Eger takes a break while conducting annual reef monitoring for La Caleta National Park in Dominican Republic with Reef Check, an international NGO dedicated to reef conservation. (Photo credit: Ruben Torres, Reef Check-Dominican Republic)

In April of this year, Eger concluded her term as president of the Students of the Water Institute Graduate Section (SWIGS) at the University of Waterloo. She recently travelled to Australia to attend the once-per-decade World Parks Congress – made possible by the support of family, friends, and acquaintances, and funds raised on Indiegogo. She was also one of only 30 people to be invited to attend the WCPA Pre-Congress Capacity Development Workshop for Young Leaders/Professionals which drafted a pact and action plan to address conservation issues. The conference exposed Eger to some intriguing initiatives which could bolster future conservation efforts worldwide: Global Fishing Watch offers online monitoring of fishing activity; and COCOMaps and CoalitionWILD provide online platforms for sharing stories of conservation projects which can inspire young people globally to take action in their own communities.

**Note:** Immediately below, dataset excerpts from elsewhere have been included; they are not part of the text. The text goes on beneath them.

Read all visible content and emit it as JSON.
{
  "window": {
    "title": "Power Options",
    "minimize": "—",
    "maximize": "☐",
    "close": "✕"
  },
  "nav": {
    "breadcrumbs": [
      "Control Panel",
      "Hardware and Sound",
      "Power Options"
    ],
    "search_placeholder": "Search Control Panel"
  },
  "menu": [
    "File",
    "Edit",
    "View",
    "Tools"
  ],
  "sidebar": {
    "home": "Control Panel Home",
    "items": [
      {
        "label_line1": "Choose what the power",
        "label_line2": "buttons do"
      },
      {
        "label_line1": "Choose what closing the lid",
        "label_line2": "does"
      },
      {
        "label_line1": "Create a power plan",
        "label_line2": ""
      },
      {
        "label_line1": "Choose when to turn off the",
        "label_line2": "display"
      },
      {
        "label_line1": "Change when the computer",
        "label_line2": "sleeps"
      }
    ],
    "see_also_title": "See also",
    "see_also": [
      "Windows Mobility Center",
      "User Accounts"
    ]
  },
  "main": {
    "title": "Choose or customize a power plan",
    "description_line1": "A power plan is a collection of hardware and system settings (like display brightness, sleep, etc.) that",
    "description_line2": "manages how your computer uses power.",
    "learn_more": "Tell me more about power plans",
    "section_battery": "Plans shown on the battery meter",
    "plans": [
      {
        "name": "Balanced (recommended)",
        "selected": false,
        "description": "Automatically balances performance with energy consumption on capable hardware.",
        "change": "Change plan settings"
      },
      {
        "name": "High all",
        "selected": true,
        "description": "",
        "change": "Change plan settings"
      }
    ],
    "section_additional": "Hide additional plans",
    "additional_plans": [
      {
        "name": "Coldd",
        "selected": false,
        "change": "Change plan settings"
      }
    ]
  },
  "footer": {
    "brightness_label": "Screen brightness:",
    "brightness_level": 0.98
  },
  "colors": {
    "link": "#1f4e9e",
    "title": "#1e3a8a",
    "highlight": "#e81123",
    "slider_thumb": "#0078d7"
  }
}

Looking forward a few years, Eger would like to see more companies integrating unique mentorship opportunities into their organizations, ones which not simply offer guidance to youth, but which allow youth to share their own perspectives with elders. Eger stands poised to be one of those thought leaders.

Sondra Eger was a top-ten finalist in UBC’s “your evolution” campaign for a project she submitted. The Bumala Sewing Project, an endeavour she initiated while working in Africa, helps support the development of marketable skills (such as tailoring and small business management) for young African women in their local community.